Maynard: We look at a lot of things. We look at the services they get, because these kids aren't just getting the abstinence program or nothing, they're getting lots of stuff plus the abstinence program. In some cases, the fact that they're getting the abstinence program means they're not getting something else in that same genre; in other cases it just means they're getting abstinence instead of, or in addition to, everything else. So we look at the services they get in order to understand what change really went on. We then go on to look at all the intermediate markers — things like their views, their attitudes, their knowledge, their expectations. And then we will also look at their sexual activity, their drug use, their involvement in delinquent behavior, and so on. Eventually, what we'll be able to do is look at those big outcomes that we care about — their abstinence, their exposure to STDs, exposure to pregnancy, their actual pregnancies — and we'll be able to say how large are the differences between the groups, and how much are those differences related to intermediate things that went on, like changing drug use patterns, changing peer group patterns, changing of basic core values, their core expectations about themselves, et cetera. The idea is to be able to see not only what impact the programs had, but the mechanisms through which those impacts took place. And to also understand which kids were affected, in which ways; and which kids were not affected.

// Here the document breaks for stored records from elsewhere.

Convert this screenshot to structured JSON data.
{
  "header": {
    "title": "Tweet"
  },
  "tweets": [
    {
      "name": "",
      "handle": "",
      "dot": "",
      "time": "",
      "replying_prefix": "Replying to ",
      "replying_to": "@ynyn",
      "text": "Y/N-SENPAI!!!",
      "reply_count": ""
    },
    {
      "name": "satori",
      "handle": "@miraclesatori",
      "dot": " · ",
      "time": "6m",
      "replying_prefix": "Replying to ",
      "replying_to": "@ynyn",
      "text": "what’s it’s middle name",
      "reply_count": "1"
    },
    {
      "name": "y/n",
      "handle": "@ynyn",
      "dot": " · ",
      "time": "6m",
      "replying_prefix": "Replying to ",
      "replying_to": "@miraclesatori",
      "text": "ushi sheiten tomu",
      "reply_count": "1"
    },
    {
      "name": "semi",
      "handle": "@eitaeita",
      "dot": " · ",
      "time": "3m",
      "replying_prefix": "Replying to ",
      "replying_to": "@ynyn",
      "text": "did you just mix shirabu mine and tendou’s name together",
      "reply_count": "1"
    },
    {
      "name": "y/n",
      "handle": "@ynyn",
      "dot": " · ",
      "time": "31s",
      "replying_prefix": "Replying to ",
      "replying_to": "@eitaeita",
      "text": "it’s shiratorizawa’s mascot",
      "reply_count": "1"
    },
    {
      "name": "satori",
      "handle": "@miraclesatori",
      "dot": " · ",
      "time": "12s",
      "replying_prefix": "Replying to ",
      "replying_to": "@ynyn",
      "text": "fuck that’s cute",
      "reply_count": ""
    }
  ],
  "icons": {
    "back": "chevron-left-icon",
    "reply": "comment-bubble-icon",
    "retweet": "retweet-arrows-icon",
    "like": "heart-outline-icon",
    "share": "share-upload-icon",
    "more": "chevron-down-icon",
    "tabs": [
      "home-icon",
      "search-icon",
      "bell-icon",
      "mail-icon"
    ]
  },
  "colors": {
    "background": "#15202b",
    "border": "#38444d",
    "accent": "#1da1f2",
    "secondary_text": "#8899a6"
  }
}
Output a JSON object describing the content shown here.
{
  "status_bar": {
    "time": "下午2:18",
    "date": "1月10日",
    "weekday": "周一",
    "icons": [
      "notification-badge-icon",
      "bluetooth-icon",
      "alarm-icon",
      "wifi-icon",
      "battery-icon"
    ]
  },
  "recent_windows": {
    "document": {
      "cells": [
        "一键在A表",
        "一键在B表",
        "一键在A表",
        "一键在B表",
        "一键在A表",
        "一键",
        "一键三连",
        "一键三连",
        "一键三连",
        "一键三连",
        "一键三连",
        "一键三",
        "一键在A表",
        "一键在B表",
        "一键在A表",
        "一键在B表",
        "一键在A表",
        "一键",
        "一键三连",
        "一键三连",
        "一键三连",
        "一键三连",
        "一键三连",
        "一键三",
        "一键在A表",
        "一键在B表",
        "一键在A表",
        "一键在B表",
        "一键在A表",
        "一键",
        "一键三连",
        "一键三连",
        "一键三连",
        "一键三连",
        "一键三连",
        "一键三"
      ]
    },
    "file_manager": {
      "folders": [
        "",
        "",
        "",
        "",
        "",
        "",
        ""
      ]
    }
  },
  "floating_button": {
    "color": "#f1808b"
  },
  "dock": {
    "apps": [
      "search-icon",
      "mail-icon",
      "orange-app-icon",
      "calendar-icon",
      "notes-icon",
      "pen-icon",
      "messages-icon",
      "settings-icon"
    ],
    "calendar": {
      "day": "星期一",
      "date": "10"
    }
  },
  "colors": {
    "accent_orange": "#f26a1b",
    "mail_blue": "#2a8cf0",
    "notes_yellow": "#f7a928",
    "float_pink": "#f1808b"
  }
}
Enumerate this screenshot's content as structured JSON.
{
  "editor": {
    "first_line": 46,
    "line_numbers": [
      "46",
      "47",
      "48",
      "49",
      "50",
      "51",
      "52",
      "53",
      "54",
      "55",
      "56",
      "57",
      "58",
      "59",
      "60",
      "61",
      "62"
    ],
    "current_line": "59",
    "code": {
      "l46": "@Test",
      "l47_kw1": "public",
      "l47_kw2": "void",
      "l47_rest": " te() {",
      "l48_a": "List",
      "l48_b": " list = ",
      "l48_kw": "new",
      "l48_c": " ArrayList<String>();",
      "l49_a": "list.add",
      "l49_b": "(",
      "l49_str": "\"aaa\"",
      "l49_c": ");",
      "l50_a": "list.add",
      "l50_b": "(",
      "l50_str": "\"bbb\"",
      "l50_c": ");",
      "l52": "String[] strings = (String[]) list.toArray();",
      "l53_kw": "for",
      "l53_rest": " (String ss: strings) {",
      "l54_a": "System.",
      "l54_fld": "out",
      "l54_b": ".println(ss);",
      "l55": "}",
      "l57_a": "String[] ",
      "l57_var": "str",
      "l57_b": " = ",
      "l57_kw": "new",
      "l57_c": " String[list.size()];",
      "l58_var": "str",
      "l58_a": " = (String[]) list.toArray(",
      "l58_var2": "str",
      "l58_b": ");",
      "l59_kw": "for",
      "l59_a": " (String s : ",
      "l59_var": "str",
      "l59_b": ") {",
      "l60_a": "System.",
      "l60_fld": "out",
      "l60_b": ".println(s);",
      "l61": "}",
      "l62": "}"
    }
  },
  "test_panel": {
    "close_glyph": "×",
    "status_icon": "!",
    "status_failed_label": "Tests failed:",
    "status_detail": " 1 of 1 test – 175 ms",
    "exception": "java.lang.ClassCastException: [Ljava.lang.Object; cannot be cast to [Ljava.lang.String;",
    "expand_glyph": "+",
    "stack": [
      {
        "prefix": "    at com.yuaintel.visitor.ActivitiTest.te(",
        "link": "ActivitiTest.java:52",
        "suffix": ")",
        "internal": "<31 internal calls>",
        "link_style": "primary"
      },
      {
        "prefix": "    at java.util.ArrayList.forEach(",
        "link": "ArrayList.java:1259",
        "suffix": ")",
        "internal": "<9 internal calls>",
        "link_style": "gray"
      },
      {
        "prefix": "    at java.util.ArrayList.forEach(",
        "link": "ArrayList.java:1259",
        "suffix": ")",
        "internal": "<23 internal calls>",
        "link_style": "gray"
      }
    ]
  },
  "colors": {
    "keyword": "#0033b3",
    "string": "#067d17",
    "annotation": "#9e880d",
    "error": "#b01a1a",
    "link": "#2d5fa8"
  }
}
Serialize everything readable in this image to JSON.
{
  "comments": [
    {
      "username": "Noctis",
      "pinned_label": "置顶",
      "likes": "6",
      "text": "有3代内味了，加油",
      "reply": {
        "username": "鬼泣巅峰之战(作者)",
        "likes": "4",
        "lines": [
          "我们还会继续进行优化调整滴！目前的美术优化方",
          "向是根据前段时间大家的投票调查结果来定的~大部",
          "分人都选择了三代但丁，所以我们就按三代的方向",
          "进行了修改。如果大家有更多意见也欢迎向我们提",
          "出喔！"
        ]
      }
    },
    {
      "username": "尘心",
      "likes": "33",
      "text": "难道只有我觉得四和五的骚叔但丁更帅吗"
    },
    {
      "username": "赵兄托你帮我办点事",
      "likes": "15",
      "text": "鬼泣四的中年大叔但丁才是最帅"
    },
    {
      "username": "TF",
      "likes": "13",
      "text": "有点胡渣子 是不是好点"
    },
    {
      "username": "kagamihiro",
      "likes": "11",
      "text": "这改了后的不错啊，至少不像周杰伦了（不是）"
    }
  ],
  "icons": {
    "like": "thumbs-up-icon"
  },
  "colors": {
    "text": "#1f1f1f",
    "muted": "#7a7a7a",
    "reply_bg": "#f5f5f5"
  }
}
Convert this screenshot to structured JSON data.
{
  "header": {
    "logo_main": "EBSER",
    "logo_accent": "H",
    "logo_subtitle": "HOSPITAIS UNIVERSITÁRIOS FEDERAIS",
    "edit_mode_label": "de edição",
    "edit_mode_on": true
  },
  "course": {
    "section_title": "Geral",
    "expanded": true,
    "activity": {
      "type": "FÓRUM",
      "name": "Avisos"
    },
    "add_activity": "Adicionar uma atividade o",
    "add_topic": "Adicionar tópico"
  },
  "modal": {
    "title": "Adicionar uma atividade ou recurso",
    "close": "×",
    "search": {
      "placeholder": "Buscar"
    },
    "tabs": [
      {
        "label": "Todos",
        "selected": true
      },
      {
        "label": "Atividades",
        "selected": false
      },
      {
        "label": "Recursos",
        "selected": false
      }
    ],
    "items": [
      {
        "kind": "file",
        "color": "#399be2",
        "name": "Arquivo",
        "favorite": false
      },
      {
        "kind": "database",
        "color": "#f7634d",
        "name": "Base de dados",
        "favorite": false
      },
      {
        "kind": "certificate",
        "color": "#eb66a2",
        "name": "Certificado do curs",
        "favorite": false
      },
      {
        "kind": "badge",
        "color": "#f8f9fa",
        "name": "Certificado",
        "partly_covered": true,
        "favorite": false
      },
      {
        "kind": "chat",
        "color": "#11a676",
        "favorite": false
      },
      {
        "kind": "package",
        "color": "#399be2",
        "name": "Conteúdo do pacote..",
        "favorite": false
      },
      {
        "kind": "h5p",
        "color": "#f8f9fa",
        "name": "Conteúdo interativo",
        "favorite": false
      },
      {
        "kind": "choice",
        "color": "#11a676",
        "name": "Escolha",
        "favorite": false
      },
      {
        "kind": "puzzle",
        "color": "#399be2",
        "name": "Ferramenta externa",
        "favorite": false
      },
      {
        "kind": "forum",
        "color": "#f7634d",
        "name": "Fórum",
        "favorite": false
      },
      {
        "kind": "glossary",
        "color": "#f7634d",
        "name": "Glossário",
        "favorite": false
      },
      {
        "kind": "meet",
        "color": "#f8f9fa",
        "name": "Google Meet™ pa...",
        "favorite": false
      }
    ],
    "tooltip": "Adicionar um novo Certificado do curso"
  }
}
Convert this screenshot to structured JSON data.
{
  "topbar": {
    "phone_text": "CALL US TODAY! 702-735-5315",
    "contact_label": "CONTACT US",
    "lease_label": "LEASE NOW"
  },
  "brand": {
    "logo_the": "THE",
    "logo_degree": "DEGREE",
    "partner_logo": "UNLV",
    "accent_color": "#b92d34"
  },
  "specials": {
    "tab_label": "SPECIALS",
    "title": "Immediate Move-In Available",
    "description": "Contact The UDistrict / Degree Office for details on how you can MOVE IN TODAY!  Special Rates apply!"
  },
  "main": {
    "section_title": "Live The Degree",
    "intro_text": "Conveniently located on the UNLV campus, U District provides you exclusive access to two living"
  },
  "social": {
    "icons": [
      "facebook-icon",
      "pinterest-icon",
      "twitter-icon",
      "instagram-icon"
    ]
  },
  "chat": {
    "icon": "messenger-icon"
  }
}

POV: It seems like it could be confusing for a parent, a student, or a teacher to know what to think about these kinds of programs. Even skeptics acknowledge that the pledge can have a positive impact on some kids — like Shelby Knox — but that it might not work as a policy for all kids. So how should we evaluate programs like this?
Maynard: I think the way you should evaluate them is the way we're evaluating the Title V programs. The pledge is a perfect example of something where you can go in and explicitly target that — you can randomly assign groups of kids. There are lots of ways you can design a study and actually see what difference this makes. Looking at one individual, or a small number of individuals, that's a case study, that's an anecdote, and it represents what one person did, and we don't know anything from looking at that one person about the average effect, or even the numbers — what fraction of kids follow her trajectory versus some other trajectory. I mean, it's an important way to look at the problem, because that lets you understand different sides of the issue, to track kids who are going right with the odds, and track kids who are defying the odds, and to look at this in the context of outside forces that may have come to bear is something that one should do inside an experiment as well. You shouldn't just look at the averages, because that masks an awful lot, too. So you need to look at it both ways.
Dr. Rebecca Maynard is a professor of education and social policy and chair of the Policy, Management and Evaluation Division of the Graduate School of Education at the University of Pennsylvania.